How could I barge in and interrupt him like that? Stars, if you’ll notice, burn dimly and alone. Once in a while, two ignite together. Never three.
I couldn’t think of a place in the world I belonged that night. Then, prickly and chilling as a whiff of gin, my father came to mind, and it seemed the evening I deserved included him. I slipped out of the lot and cruised a couple of blocks, rolling past a bank marquee that still read “Glacier Days Awaits,” though the sign had lost a lot of bulbs.
Past the victory grove of oak trees that lined Parkton Square, Glacier Days was simply gone, leaving precious little evidence it had ever been — a few latrine-blue puddles of ice where the Porta Pottis had stood, the flapping of junk-food wrappers exposed by melting snow, and the petroleumlike smell of butter where they’d dumped the nightly popcorn tubs. Glacier Days had only rained stuffed animals on the city of Parkton, given its citizens a safe taste of death, and fed the crows.

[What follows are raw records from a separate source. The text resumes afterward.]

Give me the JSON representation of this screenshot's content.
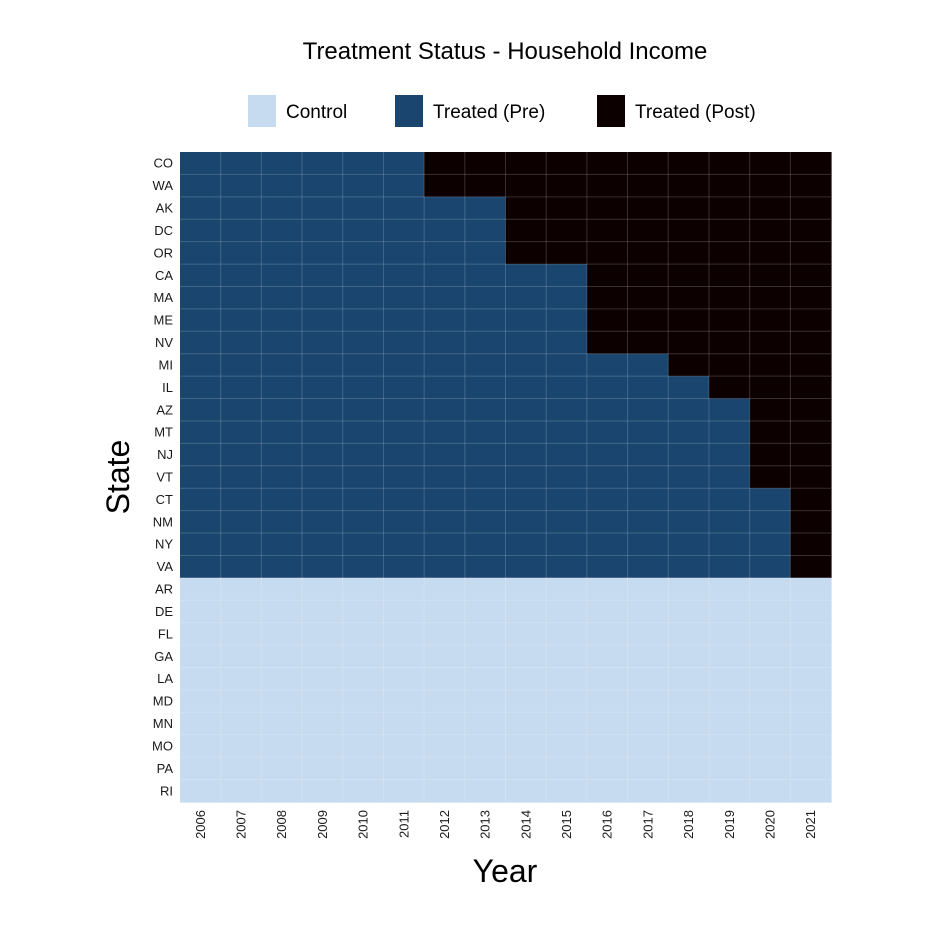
{
  "chart_data": {
    "type": "heatmap",
    "title": "Treatment Status - Household Income",
    "xlabel": "Year",
    "ylabel": "State",
    "x": [
      "2006",
      "2007",
      "2008",
      "2009",
      "2010",
      "2011",
      "2012",
      "2013",
      "2014",
      "2015",
      "2016",
      "2017",
      "2018",
      "2019",
      "2020",
      "2021"
    ],
    "y": [
      "CO",
      "WA",
      "AK",
      "DC",
      "OR",
      "CA",
      "MA",
      "ME",
      "NV",
      "MI",
      "IL",
      "AZ",
      "MT",
      "NJ",
      "VT",
      "CT",
      "NM",
      "NY",
      "VA",
      "AR",
      "DE",
      "FL",
      "GA",
      "LA",
      "MD",
      "MN",
      "MO",
      "PA",
      "RI"
    ],
    "legend": {
      "position": "top",
      "entries": [
        {
          "key": "control",
          "label": "Control",
          "color": "#c6dbef"
        },
        {
          "key": "pre",
          "label": "Treated (Pre)",
          "color": "#1a456e"
        },
        {
          "key": "post",
          "label": "Treated (Post)",
          "color": "#0d0000"
        }
      ]
    },
    "treatment_start_year": {
      "CO": 2012,
      "WA": 2012,
      "AK": 2014,
      "DC": 2014,
      "OR": 2014,
      "CA": 2016,
      "MA": 2016,
      "ME": 2016,
      "NV": 2016,
      "MI": 2018,
      "IL": 2019,
      "AZ": 2020,
      "MT": 2020,
      "NJ": 2020,
      "VT": 2020,
      "CT": 2021,
      "NM": 2021,
      "NY": 2021,
      "VA": 2021
    },
    "control_states": [
      "AR",
      "DE",
      "FL",
      "GA",
      "LA",
      "MD",
      "MN",
      "MO",
      "PA",
      "RI"
    ],
    "grid": true
  }
}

I suspected my van might be sitting in the red zone outside the Odd Fellows, as it was some nights, but when I cruised up, it wasn’t to be seen. It was probably still parked in front of that cheap motel. In the lobby of the former lodge, I could see a gauntlet of old men, sitting on sad red couches, watching televisions suspended by chains from the ceiling. These gray-haired men were the Odd Fellows themselves, guys who’d lost their place of congregation, yet still gathered here in the after-supper hours to reminisce, smoke, and watch TV in a marble lobby whose symbols used to be theirs. Through the dirty windows, their faces were hazy enough that I could picture them all as my father, five years down the road.
I couldn’t sit there a minute longer without getting all soupy. There was nothing to do but cinch my parka, crank the heat, and power down the windows as I drove out of town, heading for Keno through fields whose low spots were puddled with indigo. Above were clouds more meant for a summer afternoon. Big and singular, they sailed against a clear night sky. Backlit by a hefty moon, they glowed at the edges like chips of obsidian. If there were other cars on the road, as there must have been, I did not see them.
I craned my neck to look into the howling wind. Pinpoint stars, fixed in a galactic vise, stood fast in a sky as slick and intense as midnight vinca, the flower whose small hemlock-blue petals Janis wanted spread with her ashes in the Missouri, a wish Farley and I honored one evening last summer. From the back of the boat, I broadcast bone dust that chalked the surface of the water before heavier chips — femur, pelvis, teeth — sank like tiny comets. Farley spread the midnight vinca, beyond blue as it landed and turned in the gas slick behind his outboard.